Significant changes in solar radiation and temperature changes are usually relatively slow;
Even if this embodiment is used, the deviation from the maximum output point is small.

Further, in this embodiment, although the initial voltage change is large, stable constant voltage operation is performed for a certain period thereafter.

In the embodiment shown in FIG. 2, it is also possible to hold the output of the maximum output operating point voltage calculation command circuit (15) constant for every predetermined period as necessary.

Further, in the above embodiment, the output of the voltage control circuit (9A) was used as the inverter output frequency signal, but it goes without saying that the same characteristic effect can be obtained even if the actual inverter frequency is detected and fed back. .

〔Effect of the invention〕

As described above, according to the present invention, the output signal of the voltage controller (frequency command signal of the variable frequency inverter) is used to control the output voltage of the solar cell by changing the frequency of the variable frequency inverter. A maximum output operating point voltage calculation command circuit is provided to calculate this value to the maximum and use it as an input command signal for one of the voltage controllers mentioned above.
With a simple configuration, the maximum output operating point can be tracked even with changes in solar radiation and temperature, without having to newly detect solar radiation or temperature and correct the operating point, or detect or calculate current or power. It can be driven with ease.
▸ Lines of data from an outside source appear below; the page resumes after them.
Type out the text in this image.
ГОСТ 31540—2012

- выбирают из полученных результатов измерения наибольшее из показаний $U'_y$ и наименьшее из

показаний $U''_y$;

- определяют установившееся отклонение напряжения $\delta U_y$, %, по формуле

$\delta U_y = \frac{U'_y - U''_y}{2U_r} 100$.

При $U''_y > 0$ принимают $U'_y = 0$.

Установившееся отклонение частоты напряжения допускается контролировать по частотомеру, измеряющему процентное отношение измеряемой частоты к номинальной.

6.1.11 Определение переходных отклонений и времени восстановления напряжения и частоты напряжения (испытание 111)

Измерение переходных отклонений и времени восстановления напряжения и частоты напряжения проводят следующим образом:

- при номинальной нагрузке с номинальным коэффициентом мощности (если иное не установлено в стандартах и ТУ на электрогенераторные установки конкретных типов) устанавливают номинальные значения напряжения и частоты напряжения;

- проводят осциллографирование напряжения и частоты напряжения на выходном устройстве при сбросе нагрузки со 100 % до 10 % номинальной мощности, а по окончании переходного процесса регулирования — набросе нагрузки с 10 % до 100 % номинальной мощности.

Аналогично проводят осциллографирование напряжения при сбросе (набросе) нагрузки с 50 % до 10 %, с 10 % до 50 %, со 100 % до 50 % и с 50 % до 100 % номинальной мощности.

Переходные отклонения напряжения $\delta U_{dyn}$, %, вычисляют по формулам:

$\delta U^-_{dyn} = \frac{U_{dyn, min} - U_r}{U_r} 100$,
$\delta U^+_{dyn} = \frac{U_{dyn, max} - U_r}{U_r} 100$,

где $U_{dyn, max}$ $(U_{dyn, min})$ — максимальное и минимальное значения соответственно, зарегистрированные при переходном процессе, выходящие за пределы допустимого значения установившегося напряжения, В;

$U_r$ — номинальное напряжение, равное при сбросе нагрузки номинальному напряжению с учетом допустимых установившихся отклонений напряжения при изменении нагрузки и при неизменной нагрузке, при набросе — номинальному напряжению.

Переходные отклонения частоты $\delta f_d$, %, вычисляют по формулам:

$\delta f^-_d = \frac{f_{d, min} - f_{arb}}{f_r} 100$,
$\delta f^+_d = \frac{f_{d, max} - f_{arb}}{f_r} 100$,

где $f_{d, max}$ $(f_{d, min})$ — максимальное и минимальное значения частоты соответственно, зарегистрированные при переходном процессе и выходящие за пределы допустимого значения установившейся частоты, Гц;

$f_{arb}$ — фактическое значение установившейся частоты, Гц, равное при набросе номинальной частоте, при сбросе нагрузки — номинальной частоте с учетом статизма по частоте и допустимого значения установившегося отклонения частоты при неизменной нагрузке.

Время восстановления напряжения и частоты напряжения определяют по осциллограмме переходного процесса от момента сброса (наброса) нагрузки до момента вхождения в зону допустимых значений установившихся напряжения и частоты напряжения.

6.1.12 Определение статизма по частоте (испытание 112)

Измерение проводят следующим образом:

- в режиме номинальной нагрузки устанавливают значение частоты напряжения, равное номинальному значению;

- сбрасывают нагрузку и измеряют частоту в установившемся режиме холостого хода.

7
[Brief explanation of drawings]

Fig. 1 is a block diagram showing a control device for a solar pump according to an embodiment of the present invention, and Fig. 2 shows an algorithm of the maximum output operating point voltage command circuit (1!! pressurized path) used in the present invention. A flowchart shown in FIG. 3 is a flowchart showing another embodiment of the flowchart shown in FIG.
The figure is a characteristic diagram showing voltage-output characteristics of a solar cell using solar radiation as a parameter, and FIG. 5 is a configuration diagram showing a control device for a solar pump according to a conventional embodiment. (1) is a solar cell, (4) is a variable frequency inverter, (
5) is the pump motor, (6) is the pump, (9A) is the voltage controller, and (13) is the maximum output operating point voltage calculation command circuit (
voltage setting circuit). In the drawings, the same reference numerals indicate the same or convex portions.

Claims (6)

[Claims] (1) In a device that uses the output of a solar cell to drive a pump motor via a variable frequency inverter, the output voltage of the solar cell is detected and its value is the output value of a voltage setting circuit connected to a voltage controller. The voltage setting circuit controls the operating frequency of the variable frequency inverter so that it is equal to A solar pump control device characterized by: (2) The solar pump control device according to claim 1, wherein the voltage setting circuit is comprised of a maximum output operating point voltage calculation command circuit. (3) The solar pump control device according to claim 2, wherein a part of the output of the voltage controller is fed back into the maximum output operating point voltage calculation command circuit. (4) The solar pump control device according to claim 2, wherein the actual inverter frequency is fed back into the maximum output operating point voltage calculation command circuit. (5) The solar pump control device according to any one of claims 2 to 4, wherein the maximum output operating point voltage calculation command circuit is configured by software using a microcomputer. (6) The solar pump control device according to any one of claims 2 to 4, wherein the maximum output operating point voltage calculation command circuit is comprised of a memory/judgment logic.